In this study, RPL-19 was found to be the least stable reference gene in all tissues, which is different from the findings by Zaros et al. in cattle, in which these authors concluded it to be the best reference gene. RPL-19 is apparently a stable reference gene in bovines, independent from the infectious agent and degree of resistance to infection, as observed by Bricarello et al. in cattle resistant and susceptible to gastrointestinal nematode infections; and by Regitano et al. in cattle with and without tick infestation [12, 16, 30]. RPL-0 expression, another subunit member of the ribosomal protein family, was analyzed in two studies in Brazil with sheep, and was classified as stable in the abomasum but not in the small intestine, in which SDHA was the most stable [18].

The sequence described by Smeed et al. regarding SDHA in sheep with different paratuberculosis forms and used in this study was the most stable gene in the small and large intestine [27]. Furthermore, Zang et al. concluded that SDHA and GAPDH can be used as reference genes, but this was not observed in all tissues analyzed in our study [29].

SDHA was a reliable reference gene to use in sheep infected by Mycobacterium avium bacteria [42] and gastrointestinal nematodes, especially in the small intestine [24]. Other studies have also confirmed that SDHA was stable [28, 29]. Zaros et al. also evaluated the SDHA expression sequence described by Smeed et al. and obtained the same result as in our study [18, 28]. Again, a different infectious agent apparently does not influence gene expression, as observed in the studies by Bricarello et al. and Regitano et al. [16, 30]. Only two studies conducted in Brazil using different breeds and infection types evaluated reference gene expression in sheep resistant and susceptible to gastrointestinal nematodes, with both obtaining different results. Zaros et al. evaluated natural infection in Somalis sheep, while Toscano et al. evaluated experimental infection in Morada Nova sheep [17, 18].

This is the first study in Brazil to evaluate RPL-19 in tropical Northeast Brazilian sheep, showing stability in all tissues and the first to evaluate reference gene expression in the large intestine in sheep. We suggest that different breeds and climates can interfere in reference gene expression in ruminants, but not the kind of infectious agent. Just as in Zaros et al., we also demonstrated that there is no single universal reference gene for all tissues, but on the other hand this study and that by Zaros et al. were the only studies in Brazil which have analyzed reference genes previously reported in other studies with different conditions to be used in sheep from a semi-arid region in Northeast Brazil [18]. Thus, other studies developing similar methodologies using other genes with other variables such as ovine breeds, climates, infectious agents and evolutionary-close ruminants are necessary.

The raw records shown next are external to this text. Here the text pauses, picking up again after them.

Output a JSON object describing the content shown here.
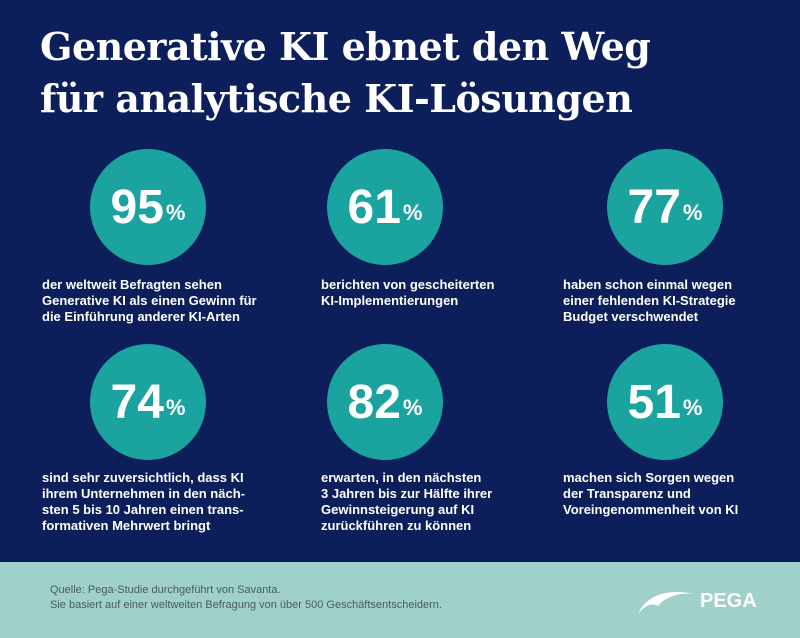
{
  "header": {
    "title": [
      "Generative KI ebnet den Weg",
      "für analytische KI-Lösungen"
    ]
  },
  "stats": [
    {
      "number": "95",
      "unit": "%",
      "text": [
        "der weltweit Befragten sehen",
        "Generative KI als einen Gewinn für",
        "die Einführung anderer KI-Arten"
      ]
    },
    {
      "number": "61",
      "unit": "%",
      "text": [
        "berichten von gescheiterten",
        "KI-Implementierungen"
      ]
    },
    {
      "number": "77",
      "unit": "%",
      "text": [
        "haben schon einmal wegen",
        "einer fehlenden KI-Strategie",
        "Budget verschwendet"
      ]
    },
    {
      "number": "74",
      "unit": "%",
      "text": [
        "sind sehr zuversichtlich, dass KI",
        "ihrem Unternehmen in den näch-",
        "sten 5 bis 10 Jahren einen trans-",
        "formativen Mehrwert bringt"
      ]
    },
    {
      "number": "82",
      "unit": "%",
      "text": [
        "erwarten, in den nächsten",
        "3 Jahren bis zur Hälfte ihrer",
        "Gewinnsteigerung auf KI",
        "zurückführen zu können"
      ]
    },
    {
      "number": "51",
      "unit": "%",
      "text": [
        "machen sich Sorgen wegen",
        "der Transparenz und",
        "Voreingenommenheit von KI"
      ]
    }
  ],
  "footer": {
    "source": [
      "Quelle: Pega-Studie durchgeführt von Savanta.",
      "Sie basiert auf einer weltweiten Befragung von über 500 Geschäftsentscheidern."
    ],
    "logo": "PEGA"
  }
}
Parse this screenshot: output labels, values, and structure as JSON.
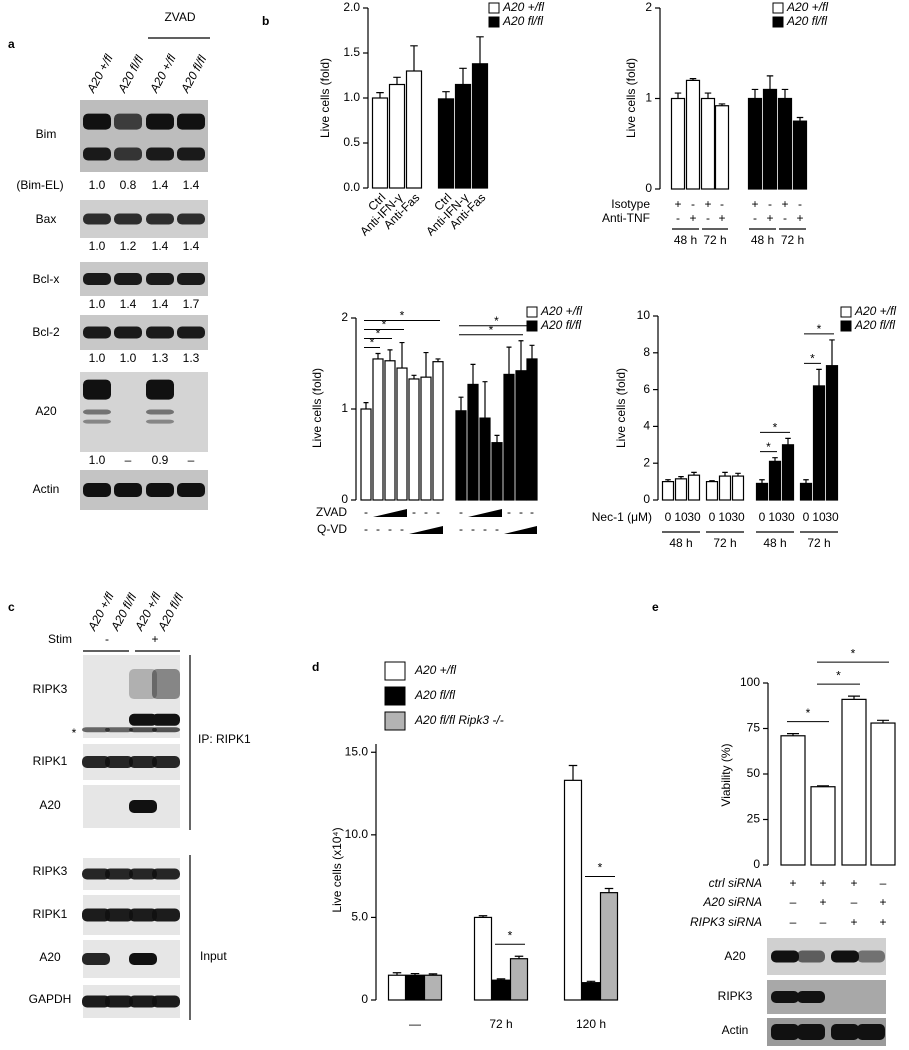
{
  "panel_labels": [
    "a",
    "b",
    "c",
    "d",
    "e"
  ],
  "blot_a": {
    "lanes": [
      "A20 +/fl",
      "A20 fl/fl",
      "A20 +/fl",
      "A20 fl/fl"
    ],
    "treatment": "ZVAD",
    "rows": [
      {
        "label": "Bim",
        "quant_label": "(Bim-EL)",
        "quant": [
          "1.0",
          "0.8",
          "1.4",
          "1.4"
        ]
      },
      {
        "label": "Bax",
        "quant": [
          "1.0",
          "1.2",
          "1.4",
          "1.4"
        ]
      },
      {
        "label": "Bcl-x",
        "quant": [
          "1.0",
          "1.4",
          "1.4",
          "1.7"
        ]
      },
      {
        "label": "Bcl-2",
        "quant": [
          "1.0",
          "1.0",
          "1.3",
          "1.3"
        ]
      },
      {
        "label": "A20",
        "quant": [
          "1.0",
          "–",
          "0.9",
          "–"
        ]
      },
      {
        "label": "Actin"
      }
    ]
  },
  "blot_c": {
    "lanes": [
      "A20 +/fl",
      "A20 fl/fl",
      "A20 +/fl",
      "A20 fl/fl"
    ],
    "stim_label": "Stim",
    "stim": [
      "-",
      "+"
    ],
    "ip_rows": [
      {
        "label": "RIPK3",
        "marker": "*"
      },
      {
        "label": "RIPK1"
      },
      {
        "label": "A20"
      }
    ],
    "ip_label": "IP: RIPK1",
    "input_rows": [
      {
        "label": "RIPK3"
      },
      {
        "label": "RIPK1"
      },
      {
        "label": "A20"
      },
      {
        "label": "GAPDH"
      }
    ],
    "input_label": "Input"
  },
  "blot_e": {
    "rows": [
      {
        "label": "A20"
      },
      {
        "label": "RIPK3"
      },
      {
        "label": "Actin"
      }
    ]
  },
  "chart_data": [
    {
      "type": "bar",
      "y_label": "Live cells (fold)",
      "categories": [
        "Ctrl",
        "Anti-IFN-γ",
        "Anti-Fas"
      ],
      "series": [
        {
          "name": "A20 +/fl",
          "color": "#ffffff",
          "values": [
            1.0,
            1.15,
            1.3
          ],
          "errors": [
            0.06,
            0.08,
            0.28
          ]
        },
        {
          "name": "A20 fl/fl",
          "color": "#000000",
          "values": [
            0.99,
            1.15,
            1.38
          ],
          "errors": [
            0.08,
            0.18,
            0.3
          ]
        }
      ],
      "ylim": [
        0,
        2
      ],
      "yticks": [
        {
          "value": 0,
          "label": "0.0"
        },
        0.5,
        {
          "value": 1,
          "label": "1.0"
        },
        1.5,
        {
          "value": 2,
          "label": "2.0"
        }
      ]
    },
    {
      "type": "bar",
      "y_label": "Live cells (fold)",
      "series": [
        {
          "name": "A20 +/fl",
          "color": "#ffffff",
          "values": [
            1.0,
            1.2,
            1.0,
            0.92
          ],
          "errors": [
            0.06,
            0.02,
            0.06,
            0.02
          ]
        },
        {
          "name": "A20 fl/fl",
          "color": "#000000",
          "values": [
            1.0,
            1.1,
            1.0,
            0.75
          ],
          "errors": [
            0.1,
            0.15,
            0.1,
            0.04
          ]
        }
      ],
      "ylim": [
        0,
        2
      ],
      "yticks": [
        0,
        1,
        2
      ],
      "rows": [
        {
          "label": "Isotype",
          "cells": [
            "+",
            "-",
            "+",
            "-",
            "+",
            "-",
            "+",
            "-"
          ]
        },
        {
          "label": "Anti-TNF",
          "cells": [
            "-",
            "+",
            "-",
            "+",
            "-",
            "+",
            "-",
            "+"
          ]
        }
      ],
      "spans": [
        "48 h",
        "72 h",
        "48 h",
        "72 h"
      ]
    },
    {
      "type": "bar",
      "y_label": "Live cells (fold)",
      "series": [
        {
          "name": "A20 +/fl",
          "color": "#ffffff",
          "values": [
            1.0,
            1.55,
            1.53,
            1.45,
            1.33,
            1.35,
            1.52
          ],
          "errors": [
            0.07,
            0.06,
            0.12,
            0.28,
            0.04,
            0.27,
            0.03
          ]
        },
        {
          "name": "A20 fl/fl",
          "color": "#000000",
          "values": [
            0.98,
            1.27,
            0.9,
            0.63,
            1.38,
            1.42,
            1.55
          ],
          "errors": [
            0.15,
            0.22,
            0.4,
            0.08,
            0.3,
            0.33,
            0.15
          ]
        }
      ],
      "ylim": [
        0,
        2
      ],
      "yticks": [
        0,
        1,
        2
      ],
      "rows": [
        {
          "label": "ZVAD",
          "cells": [
            "-",
            null,
            null,
            null,
            "-",
            "-",
            "-",
            "-",
            null,
            null,
            null,
            "-",
            "-",
            "-"
          ]
        },
        {
          "label": "Q-VD",
          "cells": [
            "-",
            "-",
            "-",
            "-",
            null,
            null,
            null,
            "-",
            "-",
            "-",
            "-",
            null,
            null,
            null
          ]
        }
      ],
      "significance": [
        {
          "label": "*",
          "from": [
            0,
            0
          ],
          "to": [
            0,
            1
          ]
        },
        {
          "label": "*",
          "from": [
            0,
            0
          ],
          "to": [
            0,
            2
          ]
        },
        {
          "label": "*",
          "from": [
            0,
            0
          ],
          "to": [
            0,
            3
          ]
        },
        {
          "label": "*",
          "from": [
            0,
            0
          ],
          "to": [
            0,
            6
          ]
        },
        {
          "label": "*",
          "from": [
            1,
            0
          ],
          "to": [
            1,
            5
          ]
        },
        {
          "label": "*",
          "from": [
            1,
            0
          ],
          "to": [
            1,
            6
          ]
        }
      ]
    },
    {
      "type": "bar",
      "y_label": "Live cells (fold)",
      "series": [
        {
          "name": "A20 +/fl",
          "color": "#ffffff",
          "values": [
            1.0,
            1.15,
            1.35,
            1.0,
            1.3,
            1.3
          ],
          "errors": [
            0.1,
            0.12,
            0.15,
            0.05,
            0.2,
            0.15
          ]
        },
        {
          "name": "A20 fl/fl",
          "color": "#000000",
          "values": [
            0.9,
            2.1,
            3.0,
            0.9,
            6.2,
            7.3
          ],
          "errors": [
            0.2,
            0.2,
            0.35,
            0.2,
            0.9,
            1.4
          ]
        }
      ],
      "ylim": [
        0,
        10
      ],
      "yticks": [
        0,
        2,
        4,
        6,
        8,
        10
      ],
      "rows": [
        {
          "label": "Nec-1 (μM)",
          "cells": [
            "0",
            "10",
            "30",
            "0",
            "10",
            "30",
            "0",
            "10",
            "30",
            "0",
            "10",
            "30"
          ]
        }
      ],
      "spans": [
        "48 h",
        "72 h",
        "48 h",
        "72 h"
      ],
      "significance": [
        {
          "label": "*",
          "from": [
            1,
            0
          ],
          "to": [
            1,
            1
          ]
        },
        {
          "label": "*",
          "from": [
            1,
            0
          ],
          "to": [
            1,
            2
          ]
        },
        {
          "label": "*",
          "from": [
            1,
            3
          ],
          "to": [
            1,
            4
          ]
        },
        {
          "label": "*",
          "from": [
            1,
            3
          ],
          "to": [
            1,
            5
          ]
        }
      ]
    },
    {
      "type": "bar",
      "y_label": "Live cells (x10⁴)",
      "categories": [
        "—",
        "72 h",
        "120 h"
      ],
      "series": [
        {
          "name": "A20 +/fl",
          "color": "#ffffff",
          "values": [
            1.5,
            5.0,
            13.3
          ],
          "errors": [
            0.15,
            0.1,
            0.9
          ]
        },
        {
          "name": "A20 fl/fl",
          "color": "#000000",
          "values": [
            1.5,
            1.2,
            1.05
          ],
          "errors": [
            0.1,
            0.08,
            0.08
          ]
        },
        {
          "name": "A20 fl/fl Ripk3 -/-",
          "color": "#b3b3b3",
          "values": [
            1.5,
            2.5,
            6.5
          ],
          "errors": [
            0.08,
            0.15,
            0.25
          ]
        }
      ],
      "ylim": [
        0,
        15.5
      ],
      "yticks": [
        0,
        {
          "value": 5,
          "label": "5.0"
        },
        {
          "value": 10,
          "label": "10.0"
        },
        {
          "value": 15,
          "label": "15.0"
        }
      ],
      "significance": [
        {
          "label": "*",
          "from": [
            1,
            1
          ],
          "to": [
            2,
            1
          ]
        },
        {
          "label": "*",
          "from": [
            1,
            2
          ],
          "to": [
            2,
            2
          ]
        }
      ]
    },
    {
      "type": "bar",
      "y_label": "Viability (%)",
      "series": [
        {
          "color": "#ffffff",
          "values": [
            71,
            43,
            91,
            78
          ],
          "errors": [
            1.2,
            0.5,
            1.8,
            1.5
          ]
        }
      ],
      "ylim": [
        0,
        100
      ],
      "yticks": [
        0,
        25,
        50,
        75,
        100
      ],
      "rows": [
        {
          "label": "ctrl siRNA",
          "cells": [
            "+",
            "+",
            "+",
            "–"
          ]
        },
        {
          "label": "A20 siRNA",
          "cells": [
            "–",
            "+",
            "–",
            "+"
          ]
        },
        {
          "label": "RIPK3 siRNA",
          "cells": [
            "–",
            "–",
            "+",
            "+"
          ]
        }
      ],
      "significance": [
        {
          "label": "*",
          "from": [
            0,
            0
          ],
          "to": [
            0,
            1
          ]
        },
        {
          "label": "*",
          "from": [
            0,
            1
          ],
          "to": [
            0,
            2
          ]
        },
        {
          "label": "*",
          "from": [
            0,
            1
          ],
          "to": [
            0,
            3
          ]
        }
      ]
    }
  ]
}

In conclusion, in these conditions evaluated, GAPDH was an ideal reference gene to be used to normalize gene expression studies in the abomasum, whereas SDHA was ideal in the small and large intestines in these sheep. These two genes were ranked as the most stable genes in our results using resistant and susceptible crossbreed sheep to being naturally infected by gastrointestinal nematodes to use in future immune response studies or other gene expression studies. Moreover, we demonstrated that without prior validation the reference genes already used in other studies are not possible to normalize the relative expression results due to different variables which can interfere in the results. We highlight the importance of using different software programs to analyze gene stability as they are essential to choose the most stable gene or the best association in order to avoid mistakes associated with relative expression analyzes. This was the first study in Northeast Brazil to evaluate the stability of RPL-19 in sheeps and the one of the few in Brazil to analyze reference genes in tropical sheep resistant and susceptible to gastrointestinal nematodes.